The observed disruption of cingulate functional connectivity in schizophrenia was independent of clinical presentation and was highly specific, both anatomically and cognitively. That is, it was observed in relation to cingulo-prefrontal connections and seen in the setting of the most demanding version of the task. The anatomical relationship between these structures is well established, and the functional system which these regions support has been theoretically implicated in both schizophrenia and attentional (dys)function. The medial superior frontal gyrus and anterior cingulate are major components of the archicortical system, according to Sanides' ‘evolutionary cytoarchitectonic dual trends’ model (Sanides, 1969). The archicortical system is theoretically distinct from the more ventrolateral palaeocortical system, a partitioning corroborated by extensive autoradiographic tracing studies (Pandya et al., 1981). Bilder and co-workers suggest that this dual division of frontal neocortex is directly relevant to understanding the neurocognitive deficits of schizophrenia, and that the profile of neuropsychological impairment in schizophrenia is consistent with a defect of the archicortical trend (Bilder, 1997; Christensen and Bilder, 2000). More specifically, Tamminga et al. (2000, 2003) have suggested that attentional and working memory deficits in schizophrenia are a consequence of anterior cingulate and medial frontal dysfunction. The observation of disrupted connectivity between anterior cingulate and medial frontal cortex in the current study is, therefore, consistent with several contemporary theories of the pathophysiology of schizophrenia. Furthermore, we have demonstrated that these misconnections within frontal cortex have important implications for cortico-cerebellar interactions.

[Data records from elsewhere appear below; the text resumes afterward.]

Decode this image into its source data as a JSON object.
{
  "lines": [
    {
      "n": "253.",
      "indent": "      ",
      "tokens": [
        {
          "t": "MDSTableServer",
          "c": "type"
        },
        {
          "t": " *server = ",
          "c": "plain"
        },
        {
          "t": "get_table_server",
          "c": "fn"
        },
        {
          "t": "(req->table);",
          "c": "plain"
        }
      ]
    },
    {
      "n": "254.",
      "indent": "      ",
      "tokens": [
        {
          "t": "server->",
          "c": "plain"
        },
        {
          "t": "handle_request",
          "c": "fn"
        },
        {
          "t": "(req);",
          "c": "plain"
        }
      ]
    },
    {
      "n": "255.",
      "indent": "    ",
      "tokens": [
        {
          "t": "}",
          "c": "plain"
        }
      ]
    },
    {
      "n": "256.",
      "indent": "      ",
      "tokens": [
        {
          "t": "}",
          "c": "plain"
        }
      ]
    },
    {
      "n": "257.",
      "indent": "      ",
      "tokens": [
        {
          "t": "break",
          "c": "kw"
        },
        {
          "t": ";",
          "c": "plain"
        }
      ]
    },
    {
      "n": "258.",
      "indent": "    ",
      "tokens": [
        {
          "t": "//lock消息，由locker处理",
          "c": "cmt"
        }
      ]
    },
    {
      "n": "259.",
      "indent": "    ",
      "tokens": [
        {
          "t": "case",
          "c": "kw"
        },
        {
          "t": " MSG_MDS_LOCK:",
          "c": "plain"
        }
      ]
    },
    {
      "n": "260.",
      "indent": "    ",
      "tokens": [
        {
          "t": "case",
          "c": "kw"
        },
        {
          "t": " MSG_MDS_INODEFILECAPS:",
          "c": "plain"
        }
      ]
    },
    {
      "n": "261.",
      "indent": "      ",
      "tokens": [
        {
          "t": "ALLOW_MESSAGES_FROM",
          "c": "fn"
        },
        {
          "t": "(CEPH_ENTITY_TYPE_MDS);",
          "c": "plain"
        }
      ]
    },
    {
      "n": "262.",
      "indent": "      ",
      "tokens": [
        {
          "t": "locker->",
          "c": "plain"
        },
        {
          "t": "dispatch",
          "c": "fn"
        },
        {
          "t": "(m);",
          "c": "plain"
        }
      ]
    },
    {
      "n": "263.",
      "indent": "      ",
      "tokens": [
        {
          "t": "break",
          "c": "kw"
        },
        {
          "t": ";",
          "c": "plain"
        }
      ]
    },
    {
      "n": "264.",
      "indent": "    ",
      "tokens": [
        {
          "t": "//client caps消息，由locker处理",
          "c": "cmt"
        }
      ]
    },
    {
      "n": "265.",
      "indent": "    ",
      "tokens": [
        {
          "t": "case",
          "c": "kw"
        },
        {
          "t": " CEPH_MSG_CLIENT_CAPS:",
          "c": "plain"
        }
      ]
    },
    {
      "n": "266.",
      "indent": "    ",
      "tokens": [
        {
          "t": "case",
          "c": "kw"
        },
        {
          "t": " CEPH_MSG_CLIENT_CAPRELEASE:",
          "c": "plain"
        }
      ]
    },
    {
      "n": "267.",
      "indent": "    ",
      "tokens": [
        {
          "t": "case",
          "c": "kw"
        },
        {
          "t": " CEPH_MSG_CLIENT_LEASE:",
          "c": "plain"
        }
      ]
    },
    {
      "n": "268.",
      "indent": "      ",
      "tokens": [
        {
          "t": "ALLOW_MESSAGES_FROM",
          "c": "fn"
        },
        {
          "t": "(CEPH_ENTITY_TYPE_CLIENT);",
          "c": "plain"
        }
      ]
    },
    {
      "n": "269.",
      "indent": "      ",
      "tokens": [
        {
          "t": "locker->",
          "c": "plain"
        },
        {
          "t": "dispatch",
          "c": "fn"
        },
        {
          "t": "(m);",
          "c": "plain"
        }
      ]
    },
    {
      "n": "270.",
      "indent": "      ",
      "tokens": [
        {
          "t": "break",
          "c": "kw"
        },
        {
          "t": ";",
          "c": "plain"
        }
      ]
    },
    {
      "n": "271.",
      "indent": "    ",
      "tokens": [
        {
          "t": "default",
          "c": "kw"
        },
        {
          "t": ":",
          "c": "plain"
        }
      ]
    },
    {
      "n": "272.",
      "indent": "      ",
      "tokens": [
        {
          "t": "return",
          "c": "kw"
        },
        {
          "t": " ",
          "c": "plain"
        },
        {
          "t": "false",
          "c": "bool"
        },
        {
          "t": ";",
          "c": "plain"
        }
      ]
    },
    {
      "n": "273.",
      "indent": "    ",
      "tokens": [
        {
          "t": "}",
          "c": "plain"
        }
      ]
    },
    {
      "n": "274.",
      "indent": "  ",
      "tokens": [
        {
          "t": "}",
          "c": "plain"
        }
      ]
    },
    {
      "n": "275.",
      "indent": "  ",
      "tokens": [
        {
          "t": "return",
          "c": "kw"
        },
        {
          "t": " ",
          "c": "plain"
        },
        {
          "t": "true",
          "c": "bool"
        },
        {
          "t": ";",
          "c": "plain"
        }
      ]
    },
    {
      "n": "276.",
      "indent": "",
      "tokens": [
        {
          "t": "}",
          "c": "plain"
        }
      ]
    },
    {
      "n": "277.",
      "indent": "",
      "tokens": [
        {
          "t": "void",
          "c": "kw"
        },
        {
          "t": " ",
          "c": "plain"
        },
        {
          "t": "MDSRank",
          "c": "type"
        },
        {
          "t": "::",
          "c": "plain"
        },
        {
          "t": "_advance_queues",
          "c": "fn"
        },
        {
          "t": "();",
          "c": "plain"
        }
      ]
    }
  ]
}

The relationship between specific symptoms and disconnections within the CCTCC is not yet known. Andreasen et al. (1999) proposed that disruptions of the CCTCC could engender different symptom profiles. In relation to negative symptoms, it was suggested that impedance of information flow in the circuit could give rise to symptoms such as alogia or affective blunting. One possibility is that symptom formation may be linked to specific disconnections within the CCTCC. In this study we observed that functional connectivity between anterior cingulate and SMA was disrupted in patients with negative symptoms, but not in patients with primarily positive symptoms. There are strong anatomical connections between these two regions (Bates and Goldman-Rakic, 1993; Luppino et al., 1993) and it has been suggested that they are involved jointly in mediating the context-sensitive, goal-setting functions of the prefrontal cortex, sensory analysis functions of the inferior parietal lobule, and the executive components of the motor system (Goldberg, 1985). Posner and Raichle (1996), moreover, proposed that midline frontal areas including anterior cingulate cortex and SMA participated in a key aspect of attentional control: ‘the control of goal-directed behaviour, target detection, error detection, conflict resolution and inhibition of automatic responses,’ (Berger and Posner, 2000). It is possible that the observed disruption of cingulate-SMA connectivity in patients with negative symptoms causes or reflects a failure to engage in these attentional controlling processes leading to impaired target detection as observed in this study. Perhaps, more generally, they could be manifest in a disruption of goal-directed behaviour, providing a physiological basis for the generation of negative symptoms in schizophrenia. This is compatible with the assessment of the post-operative pattern of cognitive impairments reported by Ochsner et al. (2001) in a psychiatric patient following anterior cingulotomy. The observed deficits led them to conclude: ‘anterior cingulate cortex may monitor the goal-related significance of stimuli and signal (to other prefrontal components of the executive control system) when behavioural change and re-orientation of attention is required.’ (Ochsner et al., 2001).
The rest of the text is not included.